00:15:17.920 This case led to wider discussions about maintaining rights and open source contractualism, as well as scrutiny around privately run package managers for open source software. The increased awareness has highlighted the complexities of dependencies and what they mean for maintainers and users.
00:15:35.760 Those are our three events, but how did we gather all this information? There's not a centralized repository covering technical and social aspects. As I mentioned earlier, I'm a bit of an archaeologist; I conducted some manual research, cross-referencing various sources.
00:16:10.720 The Internet Archive is a treasure trove of information, and various news articles contain snippets of details about these events. While CVEs are helpful, they do not necessarily tell the whole story, especially about social aspects.
00:17:01.040 We also leaned on our own experiences in open source, but we still miss the human experience apart from our own. This brings us to a new project called Open Source Stories, which you can explore today at opensourcestories.org.
00:17:23.200 This project is focused on collecting oral histories and stories of open source, as well as the people behind them. We hope to capture a variety of experiences from everyone involved in this vast open source ecosystem, documenting pivotal points in open source history.
00:17:51.520 We wish this repository of narratives existed before, so we decided to create it. It is a labor of love, and we want to share our journey along with the website opensourcestories.org, which features a component related to StoryCorps.
00:18:05.760 StoryCorps is a nonprofit organization in the US that captures lived experiences and narrative histories through shared conversations. They archive these experiences in the US Library of Congress, turning them into documented history, which is our goal for Open Source Stories.
00:18:40.600 Currently, we have some first stories published at opensourcestories.org/stories. In the future, we hope to allow self-directed storytelling for those who wish to share their stories without a facilitator present. We also want to onboard new facilitators who can guide conversations and broaden our outreach.
00:19:03.680 If you are interested in contributing to Open Source Stories, you can tell your story or volunteer to help. We have information on how to contribute on our GitHub page, as well as an opportunity to help edit transcripts and copy from recorded conversations.
00:19:40.360 Being able to transcribe recorded conversations is an important task. We aim for these discussions to be accessible to all, creating transcripts that work for people with diverse needs.
00:20:00.180 Another way to get involved is to become a storytelling facilitator, which is currently just Julia and I. We would love for more people to join us and facilitate these meaningful conversations with others.
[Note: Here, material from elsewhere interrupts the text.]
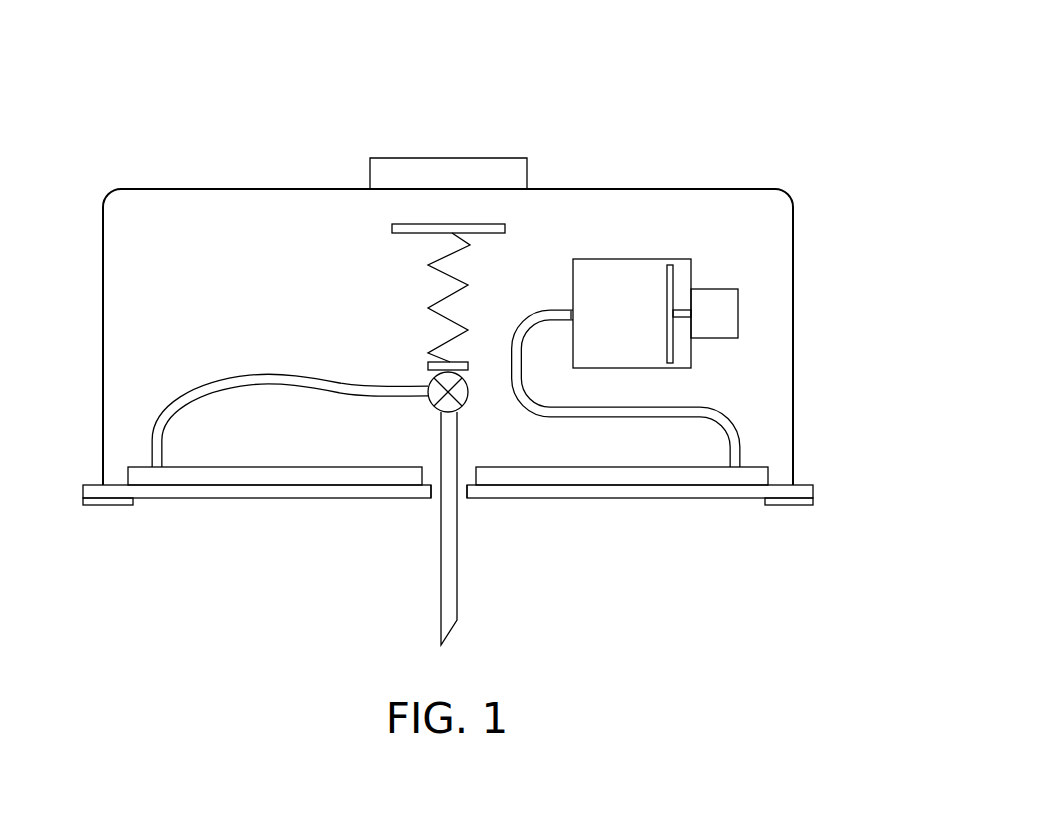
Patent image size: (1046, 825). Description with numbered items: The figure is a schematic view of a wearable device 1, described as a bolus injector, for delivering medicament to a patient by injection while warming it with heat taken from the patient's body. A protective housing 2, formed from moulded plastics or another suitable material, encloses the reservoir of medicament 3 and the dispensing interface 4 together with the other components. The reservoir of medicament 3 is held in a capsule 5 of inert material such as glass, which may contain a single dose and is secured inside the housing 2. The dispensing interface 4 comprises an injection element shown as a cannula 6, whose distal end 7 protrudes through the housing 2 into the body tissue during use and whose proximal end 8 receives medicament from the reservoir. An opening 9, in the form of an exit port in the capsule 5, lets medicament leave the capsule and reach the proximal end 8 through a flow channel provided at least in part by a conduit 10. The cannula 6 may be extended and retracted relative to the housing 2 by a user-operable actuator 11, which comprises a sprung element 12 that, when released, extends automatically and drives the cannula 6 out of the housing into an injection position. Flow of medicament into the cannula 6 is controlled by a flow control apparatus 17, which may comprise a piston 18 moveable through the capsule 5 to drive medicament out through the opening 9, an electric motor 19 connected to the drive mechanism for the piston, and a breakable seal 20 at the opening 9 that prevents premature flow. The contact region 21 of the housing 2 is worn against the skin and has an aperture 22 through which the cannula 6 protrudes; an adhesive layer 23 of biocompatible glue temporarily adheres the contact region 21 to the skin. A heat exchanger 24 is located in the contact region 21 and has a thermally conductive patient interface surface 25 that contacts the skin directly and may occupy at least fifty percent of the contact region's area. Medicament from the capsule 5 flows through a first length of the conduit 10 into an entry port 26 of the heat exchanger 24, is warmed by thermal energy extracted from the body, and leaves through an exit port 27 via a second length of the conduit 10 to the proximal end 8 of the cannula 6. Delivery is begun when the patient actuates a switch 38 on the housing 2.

00:20:19.560 Finally, if you're interested in the references and slides we discussed, they are available at bit.ly/black-swan-oss. We've also included links regarding StoryCorps, Open Source Stories, and the simplified open source timeline that Julia created.
00:20:54.880 With that, we will wrap up and say thank you, and we'll now return to our live selves for some Q&A, if there's time.
00:21:00.160 Hi, feature Amanda and Julia. Thank you all!